Our platform is a good broad plank—Make Visalia dry, make Visalia a place so clean, so wholesome, that you could have your little ones grow up among environments free from the influence of the saloon. Anyone not agreeing with me is not a good citizen to live in Visalia. An excerpt from a temperance speech giving by Carrie Barnett as President of the Women’s Auxiliary of the Good Government League. February 13, 1914, Visalia Morning Delta.

1 comment:

Anonymous said...

"Joseph Vicenti wants to know if anyone has heard of a celebrity horse named Visalia Abbe."

Hi, Visalia Abbe was a Standardbred that played the role of Dan Patch in the movie, "The Great Dan Patch (1949)."

I found Visalia Abbe's pedigree on the All Breed Pedigree website and a newspaper article discussing the movie on Dan Patch and Visalia Abbe.

Here's a quoted section from the Freeport Journal-Standard article on Visalia Abbe:
"Dan Patch is portrayed by Visalia Abbe, four-year-old pacer found in Phoenix, Ariz.
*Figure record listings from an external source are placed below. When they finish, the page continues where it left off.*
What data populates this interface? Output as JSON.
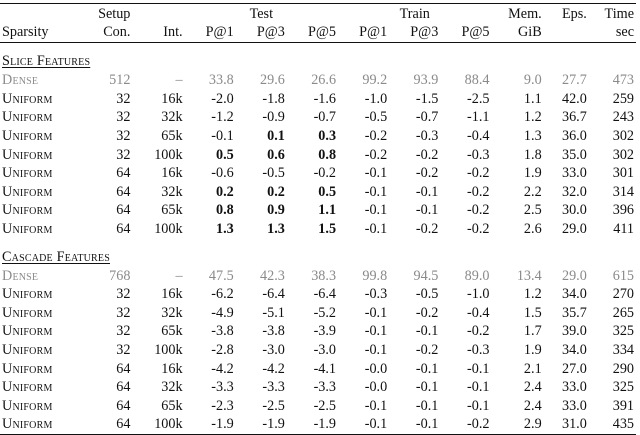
{
  "header": {
    "top": {
      "setup": "Setup",
      "test": "Test",
      "train": "Train",
      "mem": "Mem.",
      "eps": "Eps.",
      "time": "Time"
    },
    "bottom": {
      "sparsity": "Sparsity",
      "con": "Con.",
      "int": "Int.",
      "test_p1": "P@1",
      "test_p3": "P@3",
      "test_p5": "P@5",
      "train_p1": "P@1",
      "train_p3": "P@3",
      "train_p5": "P@5",
      "mem": "GiB",
      "time": "sec"
    }
  },
  "sections": [
    {
      "title": "Slice Features",
      "rows": [
        {
          "sparsity": "Dense",
          "con": "512",
          "int": "–",
          "test_p1": "33.8",
          "test_p3": "29.6",
          "test_p5": "26.6",
          "train_p1": "99.2",
          "train_p3": "93.9",
          "train_p5": "88.4",
          "mem": "9.0",
          "eps": "27.7",
          "time": "473",
          "baseline": true,
          "bold": []
        },
        {
          "sparsity": "Uniform",
          "con": "32",
          "int": "16k",
          "test_p1": "-2.0",
          "test_p3": "-1.8",
          "test_p5": "-1.6",
          "train_p1": "-1.0",
          "train_p3": "-1.5",
          "train_p5": "-2.5",
          "mem": "1.1",
          "eps": "42.0",
          "time": "259",
          "baseline": false,
          "bold": []
        },
        {
          "sparsity": "Uniform",
          "con": "32",
          "int": "32k",
          "test_p1": "-1.2",
          "test_p3": "-0.9",
          "test_p5": "-0.7",
          "train_p1": "-0.5",
          "train_p3": "-0.7",
          "train_p5": "-1.1",
          "mem": "1.2",
          "eps": "36.7",
          "time": "243",
          "baseline": false,
          "bold": []
        },
        {
          "sparsity": "Uniform",
          "con": "32",
          "int": "65k",
          "test_p1": "-0.1",
          "test_p3": "0.1",
          "test_p5": "0.3",
          "train_p1": "-0.2",
          "train_p3": "-0.3",
          "train_p5": "-0.4",
          "mem": "1.3",
          "eps": "36.0",
          "time": "302",
          "baseline": false,
          "bold": [
            "test_p3",
            "test_p5"
          ]
        },
        {
          "sparsity": "Uniform",
          "con": "32",
          "int": "100k",
          "test_p1": "0.5",
          "test_p3": "0.6",
          "test_p5": "0.8",
          "train_p1": "-0.2",
          "train_p3": "-0.2",
          "train_p5": "-0.3",
          "mem": "1.8",
          "eps": "35.0",
          "time": "302",
          "baseline": false,
          "bold": [
            "test_p1",
            "test_p3",
            "test_p5"
          ]
        },
        {
          "sparsity": "Uniform",
          "con": "64",
          "int": "16k",
          "test_p1": "-0.6",
          "test_p3": "-0.5",
          "test_p5": "-0.2",
          "train_p1": "-0.1",
          "train_p3": "-0.2",
          "train_p5": "-0.2",
          "mem": "1.9",
          "eps": "33.0",
          "time": "301",
          "baseline": false,
          "bold": []
        },
        {
          "sparsity": "Uniform",
          "con": "64",
          "int": "32k",
          "test_p1": "0.2",
          "test_p3": "0.2",
          "test_p5": "0.5",
          "train_p1": "-0.1",
          "train_p3": "-0.1",
          "train_p5": "-0.2",
          "mem": "2.2",
          "eps": "32.0",
          "time": "314",
          "baseline": false,
          "bold": [
            "test_p1",
            "test_p3",
            "test_p5"
          ]
        },
        {
          "sparsity": "Uniform",
          "con": "64",
          "int": "65k",
          "test_p1": "0.8",
          "test_p3": "0.9",
          "test_p5": "1.1",
          "train_p1": "-0.1",
          "train_p3": "-0.1",
          "train_p5": "-0.2",
          "mem": "2.5",
          "eps": "30.0",
          "time": "396",
          "baseline": false,
          "bold": [
            "test_p1",
            "test_p3",
            "test_p5"
          ]
        },
        {
          "sparsity": "Uniform",
          "con": "64",
          "int": "100k",
          "test_p1": "1.3",
          "test_p3": "1.3",
          "test_p5": "1.5",
          "train_p1": "-0.1",
          "train_p3": "-0.2",
          "train_p5": "-0.2",
          "mem": "2.6",
          "eps": "29.0",
          "time": "411",
          "baseline": false,
          "bold": [
            "test_p1",
            "test_p3",
            "test_p5"
          ]
        }
      ]
    },
    {
      "title": "Cascade Features",
      "rows": [
        {
          "sparsity": "Dense",
          "con": "768",
          "int": "–",
          "test_p1": "47.5",
          "test_p3": "42.3",
          "test_p5": "38.3",
          "train_p1": "99.8",
          "train_p3": "94.5",
          "train_p5": "89.0",
          "mem": "13.4",
          "eps": "29.0",
          "time": "615",
          "baseline": true,
          "bold": []
        },
        {
          "sparsity": "Uniform",
          "con": "32",
          "int": "16k",
          "test_p1": "-6.2",
          "test_p3": "-6.4",
          "test_p5": "-6.4",
          "train_p1": "-0.3",
          "train_p3": "-0.5",
          "train_p5": "-1.0",
          "mem": "1.2",
          "eps": "34.0",
          "time": "270",
          "baseline": false,
          "bold": []
        },
        {
          "sparsity": "Uniform",
          "con": "32",
          "int": "32k",
          "test_p1": "-4.9",
          "test_p3": "-5.1",
          "test_p5": "-5.2",
          "train_p1": "-0.1",
          "train_p3": "-0.2",
          "train_p5": "-0.4",
          "mem": "1.5",
          "eps": "35.7",
          "time": "265",
          "baseline": false,
          "bold": []
        },
        {
          "sparsity": "Uniform",
          "con": "32",
          "int": "65k",
          "test_p1": "-3.8",
          "test_p3": "-3.8",
          "test_p5": "-3.9",
          "train_p1": "-0.1",
          "train_p3": "-0.1",
          "train_p5": "-0.2",
          "mem": "1.7",
          "eps": "39.0",
          "time": "325",
          "baseline": false,
          "bold": []
        },
        {
          "sparsity": "Uniform",
          "con": "32",
          "int": "100k",
          "test_p1": "-2.8",
          "test_p3": "-3.0",
          "test_p5": "-3.0",
          "train_p1": "-0.1",
          "train_p3": "-0.2",
          "train_p5": "-0.3",
          "mem": "1.9",
          "eps": "34.0",
          "time": "334",
          "baseline": false,
          "bold": []
        },
        {
          "sparsity": "Uniform",
          "con": "64",
          "int": "16k",
          "test_p1": "-4.2",
          "test_p3": "-4.2",
          "test_p5": "-4.1",
          "train_p1": "-0.0",
          "train_p3": "-0.1",
          "train_p5": "-0.1",
          "mem": "2.1",
          "eps": "27.0",
          "time": "290",
          "baseline": false,
          "bold": []
        },
        {
          "sparsity": "Uniform",
          "con": "64",
          "int": "32k",
          "test_p1": "-3.3",
          "test_p3": "-3.3",
          "test_p5": "-3.3",
          "train_p1": "-0.0",
          "train_p3": "-0.1",
          "train_p5": "-0.1",
          "mem": "2.4",
          "eps": "33.0",
          "time": "325",
          "baseline": false,
          "bold": []
        },
        {
          "sparsity": "Uniform",
          "con": "64",
          "int": "65k",
          "test_p1": "-2.3",
          "test_p3": "-2.5",
          "test_p5": "-2.5",
          "train_p1": "-0.1",
          "train_p3": "-0.1",
          "train_p5": "-0.1",
          "mem": "2.4",
          "eps": "33.0",
          "time": "391",
          "baseline": false,
          "bold": []
        },
        {
          "sparsity": "Uniform",
          "con": "64",
          "int": "100k",
          "test_p1": "-1.9",
          "test_p3": "-1.9",
          "test_p5": "-1.9",
          "train_p1": "-0.1",
          "train_p3": "-0.1",
          "train_p5": "-0.2",
          "mem": "2.9",
          "eps": "31.0",
          "time": "435",
          "baseline": false,
          "bold": []
        }
      ]
    }
  ]
}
Visalia Abbe, called "the Horatio Alger of horses," was discovered after a two-year search. Until he appeared in the picture in the role of Dan Patch he was unknown beyond sniffing distance of his stable, says Patricia Clary, United Press staff correspondent.

A little more than two years ago, W. R. Frank, Minnesota motion picture exhibitor and theatre owner, sent "straw-chomping Paul E. Mac Pherson nosing through stables from Santa Anita to Narragansett to find a horse that looked like the wonder horse of 1904 to 1916," Miss Clary writes. " 'I met so many horses,' MacPherson said, 'that I got to whinnying when I talked.' Looks Like Dan Patch "MacPherson stopped whinnying when he met Visalia. Visalia is seal-brown, just like Dan Patch. He paces without hobbles, which some horses need to keep from breaking stride. He's a descendant of two famous racing sires, Guy Axworthy and Peter the Great. His markings are the same as Dan Patch's, but he stands one inch shorter. "That Is about where the resemblance stops. "

'Dan Patch broke 10 world's records and set a record for the mile at 1:55,* said MacPhearson. 'VI- salia Abbe is okay, now, but he can't do better than 2:04.' "However, he's beautiful. They can always speed up the camera in the racing scenes," says Miss Clary."

Not sure if this may help answer any questions concerning Visalia Abbe, but we enjoyed watching him starr in "The Great Dan Patch." Dan Patch was a Super Horse!